L’imparzialità della decisione va tutelata anche attraverso l’irreprensibilità e la riservatezza dei comportamenti individuali, così da evitare il pericolo di apparire condizionabili o di parte. È un aspetto importante per ogni istituzione della Repubblica, particolarmente in questa stagione nella quale la preziosa moltiplicazione dei canali informativi presenta anche il rischio di trasmettere l’apparenza di realtà virtuali.

Di chi sono queste parole? Sono del presidente della Repubblica Sergio Mattarella non molti mesi fa, il 15 giugno scorso, parlando ai magistrati tirocinanti. Non scommetterei un centesimo di euro che il presidente Mattarella trovi il coraggio di ribadire questo concetto in queste ore, ma se ci credesse davvero, avrebbe pienamente senso farlo ora.
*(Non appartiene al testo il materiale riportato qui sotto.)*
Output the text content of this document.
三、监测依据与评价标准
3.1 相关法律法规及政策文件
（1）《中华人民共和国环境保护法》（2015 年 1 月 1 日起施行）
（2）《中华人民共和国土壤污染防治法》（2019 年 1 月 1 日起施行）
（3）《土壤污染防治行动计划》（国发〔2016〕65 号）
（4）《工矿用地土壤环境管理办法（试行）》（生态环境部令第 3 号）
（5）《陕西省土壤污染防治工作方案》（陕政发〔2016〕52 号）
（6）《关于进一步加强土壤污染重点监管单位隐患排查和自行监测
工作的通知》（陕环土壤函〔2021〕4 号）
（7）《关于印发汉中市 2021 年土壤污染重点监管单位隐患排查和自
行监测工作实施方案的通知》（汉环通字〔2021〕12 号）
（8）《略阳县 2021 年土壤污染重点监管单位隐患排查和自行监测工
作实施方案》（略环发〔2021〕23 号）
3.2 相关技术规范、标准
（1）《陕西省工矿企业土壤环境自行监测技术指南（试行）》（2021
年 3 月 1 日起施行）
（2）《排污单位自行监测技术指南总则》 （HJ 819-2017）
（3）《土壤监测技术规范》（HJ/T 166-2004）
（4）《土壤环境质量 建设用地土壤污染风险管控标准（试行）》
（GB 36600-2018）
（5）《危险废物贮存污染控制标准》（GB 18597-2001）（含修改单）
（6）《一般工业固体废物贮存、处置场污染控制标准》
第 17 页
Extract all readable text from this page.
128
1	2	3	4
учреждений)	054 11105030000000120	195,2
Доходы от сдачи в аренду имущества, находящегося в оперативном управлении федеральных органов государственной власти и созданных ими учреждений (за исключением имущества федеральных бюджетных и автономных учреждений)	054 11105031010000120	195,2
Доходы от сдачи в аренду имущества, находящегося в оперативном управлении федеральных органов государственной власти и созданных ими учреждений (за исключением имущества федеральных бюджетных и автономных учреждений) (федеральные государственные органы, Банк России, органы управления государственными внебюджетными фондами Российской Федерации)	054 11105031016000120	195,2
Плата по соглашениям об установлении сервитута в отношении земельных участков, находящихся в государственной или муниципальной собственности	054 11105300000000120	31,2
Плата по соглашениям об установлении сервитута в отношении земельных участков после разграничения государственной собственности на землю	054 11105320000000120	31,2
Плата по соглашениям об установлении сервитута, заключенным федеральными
Parafrasando Mattarella in altra occasione, non esiste e non può esistere un contropotere politico della magistratura.

Il caso Guido Gianni

Che poi, la decisione più grave presa dal giudice Apostolico non è nemmeno la disapplicazione del decreto sui migranti, ma la condanna (che a questo punto ci sono molti elementi per ritenere ideologicamente motivata) del gioielliere Guido Gianni a 13 anni di carcere per legittima difesa, per aver difeso se stesso e la moglie da una banda di tre ladri che li minacciavano. Se n’è occupato Giuseppe Di Lorenzo su NicolaPorro.it: Guido Gianni libero subito!